Protecting breeders’ rights and legislating around standards she says is necessary to satisfy consumer expectation and to raise the game for breeders who are scrambling to develop seeds that will stand up to extreme weather conditions in an era of climate change.
“The seeds being developed include traditional crops and the processes can be from natural selection or be hybrids and those that are genetically modified,” she says.
“In working out the details we do want to make sure that we cater for all sides – those who want to continue as they always have and those who want to do something different with their seeds,” she says.
For Mazibuko Jara of Ntinga Ntaba KaNdoda, an NGO that promotes sustainable rural development in Keiskammahoek South in the Eastern Cape, the legislation and its revisions miss the point completely.
“Seed is not just seed, it is about power and the structures of power. There is a sacredness in the seed and this legislation means that smallholder farmers are not real actors in our democracy,” Jara says.
He also criticises the legislation’s focus on a “technological fix” and industrialised farming as a remedy for modern maladies of food security and adapting to climate change.
“Indigenous seed knowledge understands things like nutrition and understands how to save seed, share seed and share the knowledge,” he says.
Smallholder farmers and subsistence farmers suffer from the paradox of being huge in numbers, but having a thin, dispersed voice that still proves to be anaemic in standing up to seed giants and to lobby government.
According to Professor Rachel Wynberg, Bio-Economy Research Chair at the University of Cape Town writing in The Conversation in October 2016, South Africa has an estimated 2,3-million small-scale farmers who cultivate a combination of traditional crops that include grains such as millet, sorghum, and maize. There’s also a variety of legumes like mung beans, cow peas, peanuts and jugo beans and indigenous leafy vegetables like morogo that make up the traditional crops basket.

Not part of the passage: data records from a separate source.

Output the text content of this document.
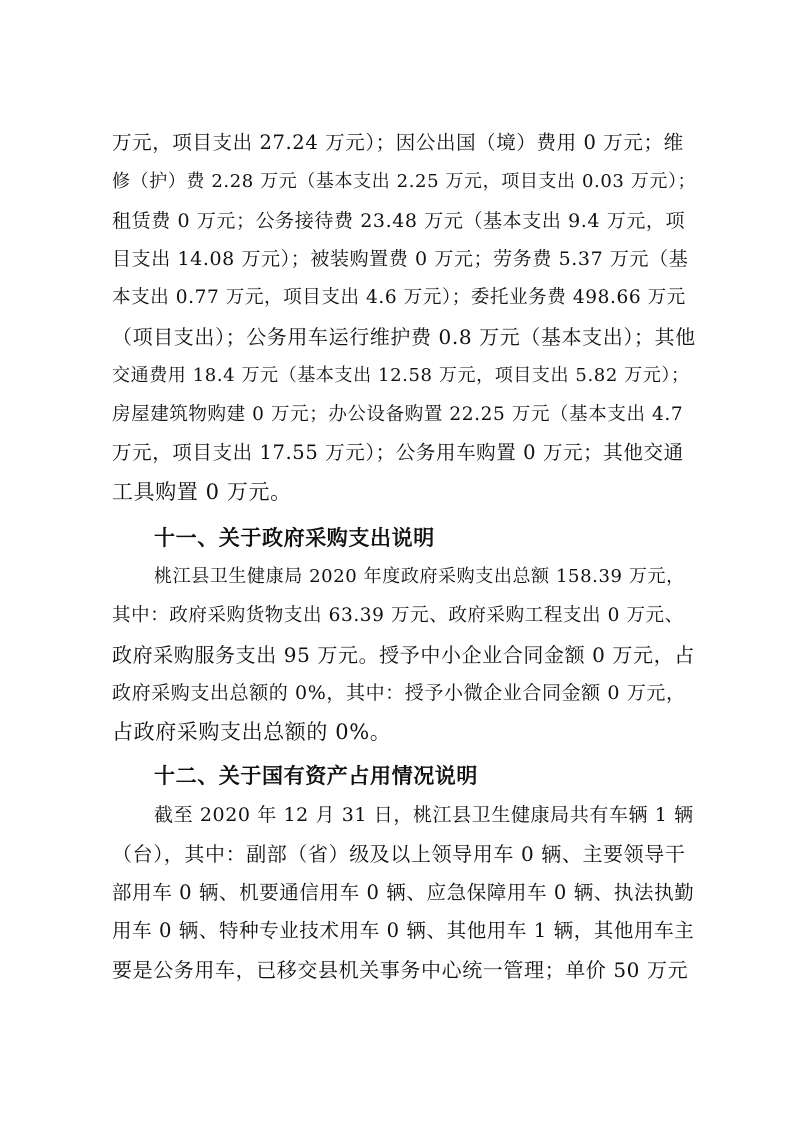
万元，项目支出 27.24 万元）；因公出国（境）费用 0 万元；维
修（护）费 2.28 万元（基本支出 2.25 万元，项目支出 0.03 万元）；
租赁费 0 万元；公务接待费 23.48 万元（基本支出 9.4 万元，项
目支出 14.08 万元）；被装购置费 0 万元；劳务费 5.37 万元（基
本支出 0.77 万元，项目支出 4.6 万元）；委托业务费 498.66 万元
（项目支出）；公务用车运行维护费 0.8 万元（基本支出）；其他
交通费用 18.4 万元（基本支出 12.58 万元，项目支出 5.82 万元）；
房屋建筑物购建 0 万元；办公设备购置 22.25 万元（基本支出 4.7
万元，项目支出 17.55 万元）；公务用车购置 0 万元；其他交通
工具购置 0 万元。
十一、关于政府采购支出说明
桃江县卫生健康局 2020 年度政府采购支出总额 158.39 万元，
其中：政府采购货物支出 63.39 万元、政府采购工程支出 0 万元、
政府采购服务支出 95 万元。授予中小企业合同金额 0 万元，占
政府采购支出总额的 0%，其中：授予小微企业合同金额 0 万元，
占政府采购支出总额的 0%。
十二、关于国有资产占用情况说明
截至 2020 年 12 月 31 日，桃江县卫生健康局共有车辆 1 辆
（台），其中：副部（省）级及以上领导用车 0 辆、主要领导干
部用车 0 辆、机要通信用车 0 辆、应急保障用车 0 辆、执法执勤
用车 0 辆、特种专业技术用车 0 辆、其他用车 1 辆，其他用车主
要是公务用车，已移交县机关事务中心统一管理；单价 50 万元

It speaks to huge numbers of small-scale food producers who in turn feed millions. It also speaks to a wealth of traditional crops that don’t benefit from exposure to mainstream markets or are afforded more money or attention for research and development.
Mayet’s warning is that with ever diminishing interest and protection of indigenous seeds, seed companies have since the mid-1990s been able to push harder for hybrid and genetically modified (GM) seed.
It’s a disruptor. Hybrid seeds and GM seeds cannot be replanted and new seeds need to be bought each season. Farmers enter into contracts with seed companies that prescribe how the crops must be grown. The seeds are sold along with the companies’ agri-chemicals products engineered to work specifically with the seeds. The promise though is higher yields and drought and pest resistant crops. But GM technology remains controversial and continues to be shunned by the likes of the European Union and the risk-benefit debate rages on.
Still, while the talking goes on, the seed companies gain ground and cash in. The Heinrich Boll Foundation, the German Green Political Foundation reported in October this year that “the narrowing of the oligopoly from six or seven to three members (transnational seed companies) will bring Bayer-Monsanto, DuPont-Dow and ChemChina-Syngenta closer to their objective of dominating seed and pesticide markets and dictating products, prices and quality standards”.
The mergers squeeze out competitors and push up profits. The foundation reports that the expected global turnover of seed and pesticides will increase from $85-billion in 2015 to $120-billion in 2025.
It makes the story of our food – the story of us – one that’s increasingly being told in numbers, or rather the gulf in the numbers.